Leere Regale im US-Supermarkt
Reuters/Kaylee Greenlee
Die Abgabe von Babynahrung ist in vielen Regionen in den USA eingeschränkt – falls überhaupt etwas vorhanden ist

Die FDA einigte sich nach eigenen Angaben mit Abbott auf diverse Vorkehrungen, um die betroffene Fabrik wieder zu öffnen. Bis die Produktion dort wieder angelaufen sei und Säuglingsmilchnahrung in den Handel ausgeliefert werden könne, werde es wohl Monate dauern, teilte das Unternehmen mit.

Thema für „Midterms“ im Herbst

Davor waren Lieferketten wegen eines Arbeitskräftemangels aufgrund der Pandemie beeinträchtigt. Zuletzt gab es laut dem Marktbeobachter Datasembly in den Lagerbeständen eine Lücke von mehr als 40 Prozent.

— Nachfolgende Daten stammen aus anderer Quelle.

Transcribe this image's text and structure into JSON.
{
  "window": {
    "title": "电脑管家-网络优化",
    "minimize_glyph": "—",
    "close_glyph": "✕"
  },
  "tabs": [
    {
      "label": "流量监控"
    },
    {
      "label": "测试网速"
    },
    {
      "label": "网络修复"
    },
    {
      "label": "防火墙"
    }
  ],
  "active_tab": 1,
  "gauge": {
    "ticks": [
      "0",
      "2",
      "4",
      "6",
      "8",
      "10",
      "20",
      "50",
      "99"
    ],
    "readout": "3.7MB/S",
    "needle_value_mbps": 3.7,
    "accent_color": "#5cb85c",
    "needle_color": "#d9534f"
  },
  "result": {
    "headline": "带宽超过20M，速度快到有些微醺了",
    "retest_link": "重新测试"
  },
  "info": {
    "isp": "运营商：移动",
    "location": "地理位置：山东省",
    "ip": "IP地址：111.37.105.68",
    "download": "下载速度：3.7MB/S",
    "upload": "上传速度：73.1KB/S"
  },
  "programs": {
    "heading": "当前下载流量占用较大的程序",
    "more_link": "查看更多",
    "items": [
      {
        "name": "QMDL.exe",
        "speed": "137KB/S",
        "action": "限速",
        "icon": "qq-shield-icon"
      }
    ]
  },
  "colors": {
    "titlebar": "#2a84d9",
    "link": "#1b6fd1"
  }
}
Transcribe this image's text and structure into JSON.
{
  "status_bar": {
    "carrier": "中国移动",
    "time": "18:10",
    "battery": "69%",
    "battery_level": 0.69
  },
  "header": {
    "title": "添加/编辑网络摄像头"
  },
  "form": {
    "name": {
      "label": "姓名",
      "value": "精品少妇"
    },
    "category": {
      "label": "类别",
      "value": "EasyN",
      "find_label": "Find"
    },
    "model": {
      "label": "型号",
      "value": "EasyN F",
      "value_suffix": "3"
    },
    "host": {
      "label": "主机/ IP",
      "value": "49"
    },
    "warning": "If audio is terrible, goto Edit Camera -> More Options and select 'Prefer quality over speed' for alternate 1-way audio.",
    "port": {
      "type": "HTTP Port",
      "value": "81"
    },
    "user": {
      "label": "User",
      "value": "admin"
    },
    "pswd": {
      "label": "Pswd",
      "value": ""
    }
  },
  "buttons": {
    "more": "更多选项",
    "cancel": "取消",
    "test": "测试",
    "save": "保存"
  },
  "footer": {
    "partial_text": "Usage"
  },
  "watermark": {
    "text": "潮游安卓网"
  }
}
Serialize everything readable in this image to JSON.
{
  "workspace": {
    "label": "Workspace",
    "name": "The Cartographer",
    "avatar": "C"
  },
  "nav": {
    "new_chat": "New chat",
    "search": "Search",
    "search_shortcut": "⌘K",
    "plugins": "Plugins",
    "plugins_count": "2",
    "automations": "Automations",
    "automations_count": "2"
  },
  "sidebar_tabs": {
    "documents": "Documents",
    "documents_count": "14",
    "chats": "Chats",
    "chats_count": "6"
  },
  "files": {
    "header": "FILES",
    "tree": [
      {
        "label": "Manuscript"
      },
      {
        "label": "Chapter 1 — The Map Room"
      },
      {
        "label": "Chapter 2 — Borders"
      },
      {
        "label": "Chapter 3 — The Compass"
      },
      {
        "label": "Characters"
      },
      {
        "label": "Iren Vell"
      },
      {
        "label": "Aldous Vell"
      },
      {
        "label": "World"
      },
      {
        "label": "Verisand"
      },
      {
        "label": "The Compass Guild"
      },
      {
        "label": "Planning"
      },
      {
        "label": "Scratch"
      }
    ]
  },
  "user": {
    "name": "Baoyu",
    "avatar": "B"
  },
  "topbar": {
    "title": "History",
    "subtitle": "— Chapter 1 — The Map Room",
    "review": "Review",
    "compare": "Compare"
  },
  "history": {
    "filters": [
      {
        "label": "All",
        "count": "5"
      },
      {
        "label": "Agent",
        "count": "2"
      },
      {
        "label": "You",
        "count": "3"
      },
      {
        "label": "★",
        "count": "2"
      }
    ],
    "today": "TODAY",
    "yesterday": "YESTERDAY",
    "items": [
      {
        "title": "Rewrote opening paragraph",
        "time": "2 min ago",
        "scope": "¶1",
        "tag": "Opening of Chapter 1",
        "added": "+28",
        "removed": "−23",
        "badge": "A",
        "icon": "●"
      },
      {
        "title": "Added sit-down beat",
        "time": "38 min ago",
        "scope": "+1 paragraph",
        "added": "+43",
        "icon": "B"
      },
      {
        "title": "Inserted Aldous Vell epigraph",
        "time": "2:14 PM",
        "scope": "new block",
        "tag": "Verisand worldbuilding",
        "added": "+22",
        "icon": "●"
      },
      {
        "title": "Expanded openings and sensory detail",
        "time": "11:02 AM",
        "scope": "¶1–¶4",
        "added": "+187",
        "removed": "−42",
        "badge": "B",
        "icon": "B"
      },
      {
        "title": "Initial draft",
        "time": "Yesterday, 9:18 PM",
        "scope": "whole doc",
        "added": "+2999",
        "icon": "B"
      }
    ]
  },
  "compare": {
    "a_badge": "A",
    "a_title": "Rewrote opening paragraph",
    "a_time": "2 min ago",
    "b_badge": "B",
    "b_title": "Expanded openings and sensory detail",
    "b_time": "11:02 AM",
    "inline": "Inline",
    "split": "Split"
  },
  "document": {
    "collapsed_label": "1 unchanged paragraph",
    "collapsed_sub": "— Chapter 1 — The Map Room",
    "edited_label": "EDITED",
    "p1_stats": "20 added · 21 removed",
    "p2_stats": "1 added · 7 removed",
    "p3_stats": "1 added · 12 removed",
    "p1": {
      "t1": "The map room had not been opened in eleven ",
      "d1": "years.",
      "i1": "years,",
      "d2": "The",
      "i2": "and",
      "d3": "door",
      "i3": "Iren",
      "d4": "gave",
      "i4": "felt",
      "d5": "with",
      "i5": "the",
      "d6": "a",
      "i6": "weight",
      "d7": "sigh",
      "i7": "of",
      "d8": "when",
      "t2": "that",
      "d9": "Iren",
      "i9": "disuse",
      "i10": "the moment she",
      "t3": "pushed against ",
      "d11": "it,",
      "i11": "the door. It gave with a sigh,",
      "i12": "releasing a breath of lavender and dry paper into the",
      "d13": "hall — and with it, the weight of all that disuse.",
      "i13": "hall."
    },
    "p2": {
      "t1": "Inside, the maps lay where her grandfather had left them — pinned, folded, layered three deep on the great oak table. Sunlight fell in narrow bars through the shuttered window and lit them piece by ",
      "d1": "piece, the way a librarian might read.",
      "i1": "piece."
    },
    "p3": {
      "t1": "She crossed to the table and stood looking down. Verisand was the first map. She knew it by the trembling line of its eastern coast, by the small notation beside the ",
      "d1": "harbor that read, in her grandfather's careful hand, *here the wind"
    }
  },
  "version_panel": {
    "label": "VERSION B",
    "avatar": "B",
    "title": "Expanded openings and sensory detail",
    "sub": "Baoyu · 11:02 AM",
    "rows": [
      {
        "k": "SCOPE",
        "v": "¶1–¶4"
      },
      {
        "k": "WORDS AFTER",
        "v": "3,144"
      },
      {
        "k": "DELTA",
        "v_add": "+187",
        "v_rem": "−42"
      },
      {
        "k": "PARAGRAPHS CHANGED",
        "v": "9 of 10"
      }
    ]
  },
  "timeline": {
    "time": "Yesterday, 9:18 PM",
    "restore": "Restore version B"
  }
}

Derzeit stammen nach offiziellen Angaben 98 Prozent der in den USA verbrauchten Babymilch aus US-Produktion.

Abbott Fabrik in Sturgis, Michigan (USA)
APA/AFP/Jeff Kowalsky
Einige Wochen bis Monate soll es dauern, bis die Produktion im seit Wochen geschlossenen US-Werk von Abbott wieder voll anläuft

Die Versorgungskrise bei Babynahrung sorgt seit Monaten für Debatten und Streit in der US-Politik. Das Magazin „The Atlantic“ schrieb zuletzt, der Babymilchmangel habe sich von einer anfänglichen Kuriosität zu einer „nationalen Krise angewachsen“ – eine Steilvorlage für die oppositionellen Republikaner, denn im Herbst stehen die wichtigen Kongresszwischenwahlen an. Sie werfen den Demokraten unter Biden Untätigkeit vor, das Weiße Haus beteuert laufend, „rund um die Uhr“ daran zu arbeiten, das Problem zu beheben.